When you begin a new story with, “Now we haven’t heard all of these tapes, and we’re not even 100% sure they’re authentic, and they were obtained using borderline unethical and sometimes illegal practices, but we’re going to go ahead and tell you about it,” you know things have gone south. When the urge to be first, not right, exceeds everything else, this is the telltale sign of a dysfunctional news ecosphere.
Never mind the importance for public figures to be allowed their own personal views on various moral, religious, and spiritual questions. And never mind Windsor. She isn’t the problem; she’s a symptom. Our political and news media environment is the deeper disease.
A Final Irony
As I was writing this piece I noticed where the Supreme Court unanimously preserved access to mifepristone, the abortion bill. The light-yellow tablet accounts for two-thirds of all abortions in America, which, sorrowfully, have increased since the fall of Roe v. Wade in 2022. Let me try to chew gum and type at the same time.
Pro-lifers, our work was always bigger than ending Roe v. Wade. It was always bigger than stopping abortions. It was making abortion unthinkable. Our work has only just begun.
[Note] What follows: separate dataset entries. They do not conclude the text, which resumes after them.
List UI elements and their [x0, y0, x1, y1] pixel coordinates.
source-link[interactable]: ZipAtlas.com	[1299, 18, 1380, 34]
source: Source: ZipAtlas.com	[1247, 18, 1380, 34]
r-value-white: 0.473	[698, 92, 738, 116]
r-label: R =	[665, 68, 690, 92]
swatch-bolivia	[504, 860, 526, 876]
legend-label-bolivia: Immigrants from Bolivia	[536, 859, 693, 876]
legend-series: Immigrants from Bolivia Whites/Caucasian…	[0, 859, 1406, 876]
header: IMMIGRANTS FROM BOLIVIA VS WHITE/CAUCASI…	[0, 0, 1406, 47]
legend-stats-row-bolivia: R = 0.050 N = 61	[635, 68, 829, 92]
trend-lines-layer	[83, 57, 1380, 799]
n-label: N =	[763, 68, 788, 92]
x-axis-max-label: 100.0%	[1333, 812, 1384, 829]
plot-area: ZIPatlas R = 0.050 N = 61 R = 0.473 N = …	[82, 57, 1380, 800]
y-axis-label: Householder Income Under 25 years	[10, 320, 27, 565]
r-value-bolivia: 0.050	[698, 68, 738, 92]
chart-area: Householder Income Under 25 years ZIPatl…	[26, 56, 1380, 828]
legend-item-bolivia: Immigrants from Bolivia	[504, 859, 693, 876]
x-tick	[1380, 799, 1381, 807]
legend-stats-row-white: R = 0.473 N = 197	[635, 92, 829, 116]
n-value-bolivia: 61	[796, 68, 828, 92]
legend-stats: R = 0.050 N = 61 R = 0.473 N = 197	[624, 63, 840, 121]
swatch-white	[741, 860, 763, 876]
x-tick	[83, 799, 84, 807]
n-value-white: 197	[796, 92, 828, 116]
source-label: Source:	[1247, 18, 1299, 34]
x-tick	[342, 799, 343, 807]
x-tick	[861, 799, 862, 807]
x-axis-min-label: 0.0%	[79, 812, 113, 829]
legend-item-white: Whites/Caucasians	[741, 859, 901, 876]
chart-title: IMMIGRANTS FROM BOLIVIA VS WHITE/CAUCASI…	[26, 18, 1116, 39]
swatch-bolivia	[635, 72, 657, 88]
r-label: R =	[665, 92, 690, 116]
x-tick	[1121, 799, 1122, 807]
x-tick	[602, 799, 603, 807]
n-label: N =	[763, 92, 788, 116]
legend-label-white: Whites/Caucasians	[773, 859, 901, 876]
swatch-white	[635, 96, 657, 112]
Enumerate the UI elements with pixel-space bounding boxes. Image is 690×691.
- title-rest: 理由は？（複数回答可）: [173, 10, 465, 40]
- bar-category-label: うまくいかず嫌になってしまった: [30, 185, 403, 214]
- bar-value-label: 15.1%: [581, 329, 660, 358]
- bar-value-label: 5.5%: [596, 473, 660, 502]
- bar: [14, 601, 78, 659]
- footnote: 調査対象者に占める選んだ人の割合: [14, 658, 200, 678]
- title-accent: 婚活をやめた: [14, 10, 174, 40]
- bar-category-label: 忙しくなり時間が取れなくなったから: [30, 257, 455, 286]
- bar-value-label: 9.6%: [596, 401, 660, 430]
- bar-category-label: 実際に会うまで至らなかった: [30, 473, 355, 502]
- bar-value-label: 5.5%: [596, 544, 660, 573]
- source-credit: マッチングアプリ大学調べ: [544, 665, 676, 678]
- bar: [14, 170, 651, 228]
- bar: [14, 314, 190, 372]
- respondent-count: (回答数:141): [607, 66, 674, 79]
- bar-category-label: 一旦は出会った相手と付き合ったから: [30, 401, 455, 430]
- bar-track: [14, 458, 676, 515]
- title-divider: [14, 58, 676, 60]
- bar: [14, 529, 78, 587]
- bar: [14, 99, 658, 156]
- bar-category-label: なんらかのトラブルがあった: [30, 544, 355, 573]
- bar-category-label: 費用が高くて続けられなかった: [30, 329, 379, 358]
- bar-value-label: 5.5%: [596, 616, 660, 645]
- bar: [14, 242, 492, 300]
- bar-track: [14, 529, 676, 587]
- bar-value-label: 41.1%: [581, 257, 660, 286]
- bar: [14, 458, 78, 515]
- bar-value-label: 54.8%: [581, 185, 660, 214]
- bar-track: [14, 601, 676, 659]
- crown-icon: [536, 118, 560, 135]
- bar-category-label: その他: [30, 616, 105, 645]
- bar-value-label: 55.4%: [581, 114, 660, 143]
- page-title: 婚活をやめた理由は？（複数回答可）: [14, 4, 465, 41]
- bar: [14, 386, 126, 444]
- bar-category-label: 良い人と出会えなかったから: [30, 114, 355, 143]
SCOTUS critics, the Justices agreed that those bringing the suit didn’t have standing to do so. Sounds like they’re doing that whole legal-thing. It turns out that the “conservative Justices” aren’t just in the bag for religious America, pro-life organizations, or even the Republican party (which increasingly seems schizophrenic on some pro-life questions).
For all its flaws, our Supreme Court has been functioning reasonably well. We do have Justices who have both progressive judicial philosophies and personal views (from what we can tell), and we do have Justices with more conservative judicial philosophies and personal views (from what we can tell). And they all exist along something of a spectrum, which seems to come through in their rulings across time.
How is that different than what we’ve seen from the Court in the past? But then again, that’s not the story. “Don’t look over there. Look here.”